I remember thinking, on more than one occasion actually; ‘I wish I could just wake up and be recovered and all of this could go away’. But what does recovery even look like? It’s a journey, an important one at that. Without the really shitty parts of recovery, we wouldn’t know to appreciate the good parts.
I don’t hate Anorexia. Even if it almost took my life. I don’t hate it because it made me who I am today. I am so much stronger for having experienced an eating disorder.
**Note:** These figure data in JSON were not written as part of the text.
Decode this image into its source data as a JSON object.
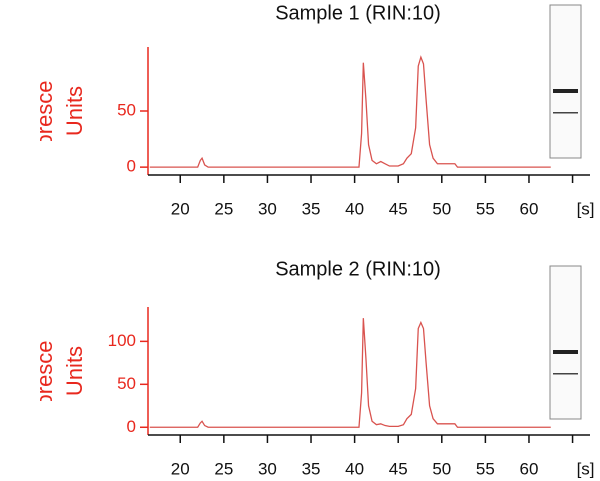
{
  "chart_data": [
    {
      "type": "line",
      "title": "Sample 1 (RIN:10)",
      "ylabel": "Fluorescence Units",
      "color": "#d9534f",
      "x": [
        16.5,
        22,
        22.3,
        22.5,
        22.8,
        23.2,
        40.5,
        40.8,
        41,
        41.3,
        41.6,
        42,
        42.5,
        43,
        43.5,
        44,
        45,
        45.6,
        46,
        46.5,
        47,
        47.3,
        47.6,
        47.9,
        48.2,
        48.6,
        49,
        49.5,
        51.5,
        51.8,
        62.5
      ],
      "values": [
        0,
        0,
        6,
        8,
        2,
        0,
        0,
        30,
        93,
        60,
        20,
        6,
        3,
        5,
        3,
        1,
        1,
        3,
        8,
        12,
        35,
        90,
        98,
        92,
        60,
        20,
        8,
        3,
        3,
        0,
        0
      ],
      "xlim": [
        16.3,
        67
      ],
      "xticks": [
        20,
        25,
        30,
        35,
        40,
        45,
        50,
        55,
        60,
        {
          "value": 65,
          "label": "[s]"
        }
      ],
      "ylim": [
        -7,
        107
      ],
      "yticks": [
        0,
        50
      ]
    },
    {
      "type": "line",
      "title": "Sample 2 (RIN:10)",
      "ylabel": "Fluorescence Units",
      "color": "#d9534f",
      "x": [
        16.5,
        22,
        22.3,
        22.5,
        22.8,
        23.2,
        40.5,
        40.8,
        41,
        41.3,
        41.6,
        42,
        42.5,
        43,
        43.5,
        44,
        45,
        45.6,
        46,
        46.5,
        47,
        47.3,
        47.6,
        47.9,
        48.2,
        48.6,
        49,
        49.5,
        51.5,
        51.8,
        62.5
      ],
      "values": [
        0,
        0,
        5,
        7,
        2,
        0,
        0,
        40,
        127,
        80,
        25,
        7,
        3,
        4,
        2,
        1,
        1,
        3,
        10,
        15,
        45,
        115,
        122,
        115,
        75,
        25,
        10,
        4,
        4,
        0,
        0
      ],
      "xlim": [
        16.3,
        67
      ],
      "xticks": [
        20,
        25,
        30,
        35,
        40,
        45,
        50,
        55,
        60,
        {
          "value": 65,
          "label": "[s]"
        }
      ],
      "ylim": [
        -9,
        140
      ],
      "yticks": [
        0,
        50,
        100
      ]
    }
  ]
}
I am a better person because of it. I remember reading recovery stories in the peak of my illness and thinking ‘that will never be me’. I remember the countless times I sat trembling hysterically, in sheer terror, as I forced myself to eat my ‘fear foods’. Now, I eat those same foods daily without a second thought. I didn’t believe that recovery was possible. It did not matter how many times my team would try to convince me that in order to gain clarity, I would need to gain weight. And that once I allowed myself to, the majority of my bad body image would go away. I thought that I would be trapped within the walls of Anorexia for a lifetime. But here I am; the proof in the pudding.
Recovery IS possible. It’s hard, it’s messy, and there sure as hell isn’t a ‘quick fix’. But it’s worth it. And so are you.